In other words, the dealing with it sounds like, “Well, it’s my job to get out there and deal
with what’s happening in the issues, or in the experience of the physical human experience. It’s
my job to deal with those, and once I deal with them, then I will feel better.” But the trouble with
that is, you can’t deal with all those issues. In other words, you can’t deal with what your friend
is calling you about. You can’t deal with what’s happening in an earthquake zone across the
world, or in a war zone across the world. These are not issues for you to deal with. You get what
we’re talking about?
And so, what it really comes down to is, “I am a vibrational receiver. And I get to set my
vibrational tone, and whatever I choose, whether I am basing it on what I am observing in my
now, what I’m remembering from my past, or what I’m imagining from my future, whether I’m
choosing past, present, or future, what I am choosing to think about is what is causing my
vibration and therefore my point of attraction.” And so, we think the habit of ignoring what
doesn’t feel good is a pretty good habit. It’s not your job to fix all that stuff. That would be like
saying, “Well, I’ve lived 50 years, and in those 50 years I’ve had a lot of hardships. And now I
have to go back and work out all of those hardships in order to approach life.”
And we say, well, you could clean up your vibration a bit by doing that, but the whole
time you’re working through all of that, you’re holding yourself in a vibration that you don’t
have to hold yourself in. Why not stand right here in this fresh, new place, and let that contrast
do its work? By knowing those hardships, you had your rocket of desire. All you’ve got to do is
focus on the rocket of desire, and let that imagination set your new tone. And if you do that
enough, that vibration will dominate. In other words, it’s about choices. Which thought feels
better, this one or this one?
“But Abraham, you don’t understand, the desk clerk was really rude to me.” That wasn’t
the question, which feels better, this thought or this thought? “But Abraham, don’t you think
somebody should write a letter or do something about that?
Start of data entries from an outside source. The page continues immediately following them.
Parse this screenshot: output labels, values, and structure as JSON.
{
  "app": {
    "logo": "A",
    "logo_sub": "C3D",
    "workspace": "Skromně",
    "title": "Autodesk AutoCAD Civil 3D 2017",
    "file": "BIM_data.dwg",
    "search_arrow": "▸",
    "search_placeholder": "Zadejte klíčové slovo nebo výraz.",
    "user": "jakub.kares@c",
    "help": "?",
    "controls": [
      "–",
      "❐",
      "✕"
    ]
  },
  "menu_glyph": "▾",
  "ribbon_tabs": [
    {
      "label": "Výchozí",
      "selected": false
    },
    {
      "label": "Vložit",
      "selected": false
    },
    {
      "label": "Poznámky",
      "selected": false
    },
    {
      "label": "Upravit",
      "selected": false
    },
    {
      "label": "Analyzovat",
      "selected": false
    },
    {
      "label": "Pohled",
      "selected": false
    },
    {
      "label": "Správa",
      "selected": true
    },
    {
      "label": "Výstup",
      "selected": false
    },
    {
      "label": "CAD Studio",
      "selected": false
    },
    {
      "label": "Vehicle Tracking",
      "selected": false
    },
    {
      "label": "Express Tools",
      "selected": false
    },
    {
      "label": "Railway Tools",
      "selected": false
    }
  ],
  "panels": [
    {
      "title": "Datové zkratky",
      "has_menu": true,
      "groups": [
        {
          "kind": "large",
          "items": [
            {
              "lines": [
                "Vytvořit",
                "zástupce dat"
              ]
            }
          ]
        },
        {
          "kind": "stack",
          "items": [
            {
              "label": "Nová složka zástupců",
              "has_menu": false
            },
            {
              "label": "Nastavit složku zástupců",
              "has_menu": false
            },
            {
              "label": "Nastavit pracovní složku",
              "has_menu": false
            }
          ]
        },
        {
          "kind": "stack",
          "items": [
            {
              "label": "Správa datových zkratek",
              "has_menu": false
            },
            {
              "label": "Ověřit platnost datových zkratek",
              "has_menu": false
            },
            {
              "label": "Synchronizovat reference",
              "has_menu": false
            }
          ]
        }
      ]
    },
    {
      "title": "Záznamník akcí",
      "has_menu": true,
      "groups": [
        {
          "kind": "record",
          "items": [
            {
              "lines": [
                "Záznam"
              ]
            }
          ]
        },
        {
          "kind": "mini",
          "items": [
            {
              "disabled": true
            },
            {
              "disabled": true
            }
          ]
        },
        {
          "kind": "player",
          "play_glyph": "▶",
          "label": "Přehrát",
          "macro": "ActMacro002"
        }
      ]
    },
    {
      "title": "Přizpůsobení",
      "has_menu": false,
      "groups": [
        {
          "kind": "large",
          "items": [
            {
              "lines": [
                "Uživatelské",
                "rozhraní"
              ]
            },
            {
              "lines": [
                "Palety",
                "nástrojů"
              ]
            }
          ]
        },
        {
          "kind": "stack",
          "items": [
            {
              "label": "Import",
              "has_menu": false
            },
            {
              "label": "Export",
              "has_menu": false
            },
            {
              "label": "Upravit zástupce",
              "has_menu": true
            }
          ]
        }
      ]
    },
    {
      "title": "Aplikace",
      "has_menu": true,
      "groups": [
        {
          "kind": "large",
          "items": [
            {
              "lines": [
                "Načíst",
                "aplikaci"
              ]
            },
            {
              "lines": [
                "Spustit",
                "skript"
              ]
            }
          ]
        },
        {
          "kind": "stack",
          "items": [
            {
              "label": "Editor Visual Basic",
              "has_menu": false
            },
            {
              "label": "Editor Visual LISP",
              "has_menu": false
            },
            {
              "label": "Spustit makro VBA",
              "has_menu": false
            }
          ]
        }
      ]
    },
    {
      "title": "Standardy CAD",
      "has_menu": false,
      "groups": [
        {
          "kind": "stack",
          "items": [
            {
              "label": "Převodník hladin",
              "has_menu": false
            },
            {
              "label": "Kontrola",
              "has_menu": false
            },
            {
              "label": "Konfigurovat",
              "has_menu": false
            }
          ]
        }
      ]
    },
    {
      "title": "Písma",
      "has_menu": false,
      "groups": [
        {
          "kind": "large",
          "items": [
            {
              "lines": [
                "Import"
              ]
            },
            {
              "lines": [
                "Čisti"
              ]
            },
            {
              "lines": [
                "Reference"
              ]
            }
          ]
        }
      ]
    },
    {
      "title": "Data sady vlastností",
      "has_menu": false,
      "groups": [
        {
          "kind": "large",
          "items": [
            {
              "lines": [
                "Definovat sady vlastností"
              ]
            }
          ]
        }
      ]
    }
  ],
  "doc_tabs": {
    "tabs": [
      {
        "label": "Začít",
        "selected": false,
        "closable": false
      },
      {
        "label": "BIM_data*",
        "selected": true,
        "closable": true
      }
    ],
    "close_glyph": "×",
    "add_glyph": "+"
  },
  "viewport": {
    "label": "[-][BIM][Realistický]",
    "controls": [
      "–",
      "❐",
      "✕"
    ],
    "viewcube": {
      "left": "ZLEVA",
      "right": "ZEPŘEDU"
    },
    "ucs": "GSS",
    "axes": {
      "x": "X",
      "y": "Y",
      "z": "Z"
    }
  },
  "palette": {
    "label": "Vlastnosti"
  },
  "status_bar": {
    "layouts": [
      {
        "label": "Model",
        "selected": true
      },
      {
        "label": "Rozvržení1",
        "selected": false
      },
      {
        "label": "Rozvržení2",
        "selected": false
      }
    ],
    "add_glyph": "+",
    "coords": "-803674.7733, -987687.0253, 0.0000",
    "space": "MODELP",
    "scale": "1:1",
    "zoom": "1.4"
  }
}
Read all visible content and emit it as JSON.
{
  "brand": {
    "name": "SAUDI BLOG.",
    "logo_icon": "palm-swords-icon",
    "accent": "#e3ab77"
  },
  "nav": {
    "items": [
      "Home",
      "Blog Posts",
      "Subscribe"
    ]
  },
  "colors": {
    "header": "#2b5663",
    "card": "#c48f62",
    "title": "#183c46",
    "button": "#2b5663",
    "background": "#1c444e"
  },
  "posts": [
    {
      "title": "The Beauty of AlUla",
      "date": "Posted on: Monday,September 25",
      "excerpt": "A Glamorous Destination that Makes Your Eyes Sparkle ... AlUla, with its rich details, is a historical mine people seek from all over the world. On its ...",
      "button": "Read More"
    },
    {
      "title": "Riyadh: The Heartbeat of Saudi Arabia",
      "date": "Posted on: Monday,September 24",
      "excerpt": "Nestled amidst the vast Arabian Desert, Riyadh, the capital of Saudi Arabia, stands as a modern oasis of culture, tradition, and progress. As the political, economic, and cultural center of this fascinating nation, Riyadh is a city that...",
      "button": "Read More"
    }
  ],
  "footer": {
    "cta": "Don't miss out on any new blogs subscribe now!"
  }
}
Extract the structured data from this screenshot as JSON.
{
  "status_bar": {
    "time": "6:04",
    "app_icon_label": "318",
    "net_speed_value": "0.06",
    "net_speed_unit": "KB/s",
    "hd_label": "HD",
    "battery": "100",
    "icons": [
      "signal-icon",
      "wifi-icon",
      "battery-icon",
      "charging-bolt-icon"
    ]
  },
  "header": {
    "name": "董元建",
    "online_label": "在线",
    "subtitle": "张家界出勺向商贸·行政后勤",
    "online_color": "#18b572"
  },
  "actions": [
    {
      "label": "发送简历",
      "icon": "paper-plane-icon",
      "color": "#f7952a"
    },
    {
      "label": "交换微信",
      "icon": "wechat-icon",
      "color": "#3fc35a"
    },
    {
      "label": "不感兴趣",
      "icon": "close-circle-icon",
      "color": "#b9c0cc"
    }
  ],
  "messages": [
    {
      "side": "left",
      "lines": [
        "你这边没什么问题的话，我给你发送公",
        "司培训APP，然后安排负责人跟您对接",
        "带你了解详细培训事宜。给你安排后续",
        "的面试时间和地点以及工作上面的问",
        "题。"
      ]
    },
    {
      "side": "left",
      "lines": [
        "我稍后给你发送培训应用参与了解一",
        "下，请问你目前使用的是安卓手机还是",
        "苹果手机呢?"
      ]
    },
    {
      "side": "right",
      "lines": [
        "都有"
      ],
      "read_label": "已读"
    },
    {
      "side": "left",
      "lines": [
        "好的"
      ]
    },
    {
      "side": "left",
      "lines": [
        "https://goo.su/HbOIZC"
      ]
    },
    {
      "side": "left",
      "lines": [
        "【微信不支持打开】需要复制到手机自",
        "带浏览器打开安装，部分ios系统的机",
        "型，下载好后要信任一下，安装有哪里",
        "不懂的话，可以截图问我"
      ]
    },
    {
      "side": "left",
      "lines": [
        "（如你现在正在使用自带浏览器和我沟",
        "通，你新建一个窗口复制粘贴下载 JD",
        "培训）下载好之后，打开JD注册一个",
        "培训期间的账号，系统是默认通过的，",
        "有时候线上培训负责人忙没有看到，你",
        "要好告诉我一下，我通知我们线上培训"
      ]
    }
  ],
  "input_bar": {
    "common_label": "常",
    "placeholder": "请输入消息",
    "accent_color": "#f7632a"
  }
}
You really think that that should be
allowed?” Esther, that’s not the question. The question is, which thought feels better? Which
thought in all of the myriad of thoughts that you have to choose from about your life, or what
you’ve observed, or what you’ve lived, what you’re now living, what you will live, of all that
myriad of thoughts, why not just choose a thought that feels good? “Well, because I’m a realist,
and a realist says, I’ve got to wrestle that problem to the ground, and I’ve got to fix it. And if I do
it, I’ve done good work.” And we say, all you’ve done is let that problem be your excuse to not
vibrate where you now want to be. Good. [Excellent, thanks] We thought so too.